The package provides 100 million dollars for Capitol Police, another 300 million for increased security, adding new cameras and upgrading the windows to be newer and stronger along with some of the doors. There is just over 1 billion dollars for the Pentagon for the Defense Department funding, Along with 521 million for the National Guard and 900 million is to address needs of the Afghan special Visa program. This Piece of legislation also includes 600 million for the State Department and 35 million for the Refugee Resettlement at the Department of Health and Human Services. Under the deal that was made it increases the Afghan Partner Visas to 8,000.
The price for the Senate’s legislation is slightly higher than the $1.9 billion approved by the House in May to boost security at the Capitol and backfill overtime pay for Capitol Police officers. The agency has diminished manpower and saw a drop in morale following the January 6 attack, during which, more than 150 Capitol Police and DC Metropolitan Police officers were injured. One officer, Brian Sicknick, died after responding to the violence at the Capitol.
In the more than six months since the deadly riots at the Capitol more than 70 officers have left the Capitol Police force. When asked about the deal Senator Patrick Leahy told reporters that “we’re going to take care of the Capitol Police.”
Out of the money for the Capitol Police, $31.1 million is to backfill expected overtime until the agency can hire more officers and to install more benefits to keep current members of its force.
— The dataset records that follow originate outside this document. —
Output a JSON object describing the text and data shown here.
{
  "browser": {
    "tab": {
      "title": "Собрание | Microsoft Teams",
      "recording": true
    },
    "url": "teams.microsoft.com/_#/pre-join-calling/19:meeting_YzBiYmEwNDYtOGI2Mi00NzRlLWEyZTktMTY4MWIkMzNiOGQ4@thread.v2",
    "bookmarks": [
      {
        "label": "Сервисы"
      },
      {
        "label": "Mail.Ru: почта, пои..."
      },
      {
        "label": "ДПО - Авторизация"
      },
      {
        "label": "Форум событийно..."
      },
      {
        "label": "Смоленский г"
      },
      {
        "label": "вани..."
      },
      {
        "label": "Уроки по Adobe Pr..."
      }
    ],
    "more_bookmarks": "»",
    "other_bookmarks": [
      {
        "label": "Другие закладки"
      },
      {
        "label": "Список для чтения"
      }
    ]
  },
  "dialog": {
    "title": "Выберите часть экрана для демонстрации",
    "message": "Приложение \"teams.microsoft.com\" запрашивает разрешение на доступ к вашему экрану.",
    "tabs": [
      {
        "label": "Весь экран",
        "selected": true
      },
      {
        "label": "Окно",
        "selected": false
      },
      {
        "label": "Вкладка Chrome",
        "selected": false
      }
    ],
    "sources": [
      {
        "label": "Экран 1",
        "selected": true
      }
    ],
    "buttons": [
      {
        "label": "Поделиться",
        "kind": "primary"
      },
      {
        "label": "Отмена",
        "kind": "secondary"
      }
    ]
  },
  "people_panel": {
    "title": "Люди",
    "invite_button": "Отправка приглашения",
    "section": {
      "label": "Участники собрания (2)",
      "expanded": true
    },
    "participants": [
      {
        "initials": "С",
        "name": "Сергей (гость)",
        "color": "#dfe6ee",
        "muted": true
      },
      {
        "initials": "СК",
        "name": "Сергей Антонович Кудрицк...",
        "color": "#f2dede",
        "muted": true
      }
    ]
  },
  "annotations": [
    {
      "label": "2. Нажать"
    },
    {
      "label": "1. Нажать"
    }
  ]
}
The deal also includes $4.4 million for wellness and trauma support, as well as $3.3 million for intelligence analysts and technical resources.
The senators agreed to set aside $5.8 million for protective details for lawmakers in response to growing threats against them and $2.6 million for basic riot control equipment for all officers.
The agreement comes just as the Capitol Police nears a funding shortfall without congressional action. The National Guard too warned of potential impacts to its readiness and training if it were not reimbursed the $521 million cost of its mission protecting the Capitol after January 6.
Roughly 26,000 National Guard troops were deployed to the nation’s capital for President Biden’s inauguration January 20 to assist with security in the wake of the Capitol assault. Roughly 5,200 troops remained in DC in March but the National Guard extended its mission at the request of Capitol Police, keeping 2,200 service members on until May 23.